Thirty years, countless cases, and an empty apartment. Spencer Reid decides it’s not enough to save lives, he wants to share one. Genetics don’t make a family, love does.

Notes:

Disclaimer: I have no idea how adoption works in the US but I tried my best researching. So bear with me, if there are technicalities that I will get wrong in the future chapters. Thanks!

Chapter Text

Spencer Reid wasn’t expecting balloons or cake. Birthdays had never really been about that for him. Still, as he watched his teammates shuffle into the bullpen that morning—Morgan with his usual swagger, Emily balancing two coffees, JJ flipping through a case file—he thought, just maybe, someone would remember.

They didn’t.

Hotch called a briefing at nine sharp, the team packed their bags, and they were on a plane before lunch. No one said a word.

Rossi noticed Reid was quieter than usual on the jet, but chalked it up to another late night reading. He’d long since learned that pushing the kid to talk usually backfired. So instead Rossi slid a file across the table, murmuring, “Thought you’d like this one. Heavy on the geographical profile.” A small gesture, meant as kindness—but not the one Reid had secretly hoped for.

Garcia video-called from Quantico, filling the cabin with neon-colored warmth, launching into one of her monologues about cyber trails and digital breadcrumbs. Reid managed a smile at her theatrics. But even Garcia, who seemed to know everything about everyone, didn’t mention the date. She signed off with a blown kiss to Morgan, and that was that.

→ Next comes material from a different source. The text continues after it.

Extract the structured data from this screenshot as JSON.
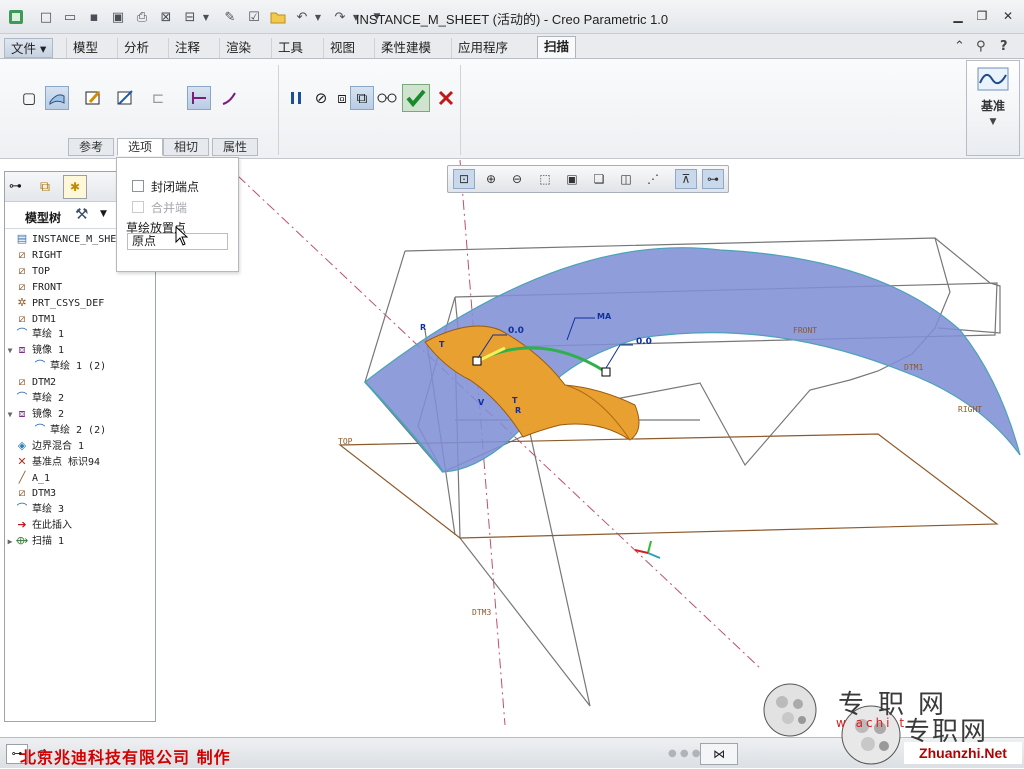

Reid told himself it didn’t matter. He was used to being overlooked in that way, used to being the one who remembered other people’s birthdays, anniversaries, obscure facts about their lives. He buried himself in case details, in probabilities, in data. He told himself it was fine.

But when he came home after midnight, his apartment was quiet in a way that scraped against his chest. Thirty years old. No candles, no cards, not even a voicemail from his mother—the doctors at Bennington probably hadn’t told her the date.

He sat at his desk, surrounded by stacks of books, journals, articles he’d been meaning to finish. Achievements lined the shelves: degrees, commendations, case files filled with lives saved. A whole catalog of accomplishments. And yet, for the first time, Reid looked at them and felt…empty.

He had given his life to the BAU. To work. To chasing monsters.

And in doing so, he realized, he hadn’t built much of a life outside of it.

Reid leaned back in his chair, the silence pressing in on him.

Thirty.

An age that sounded both impossibly old and frighteningly young. Old enough to have something more. Young enough that maybe...if he was brave, he could still change course.

For the first time in a long time, Spencer Reid let himself wonder what he was missing.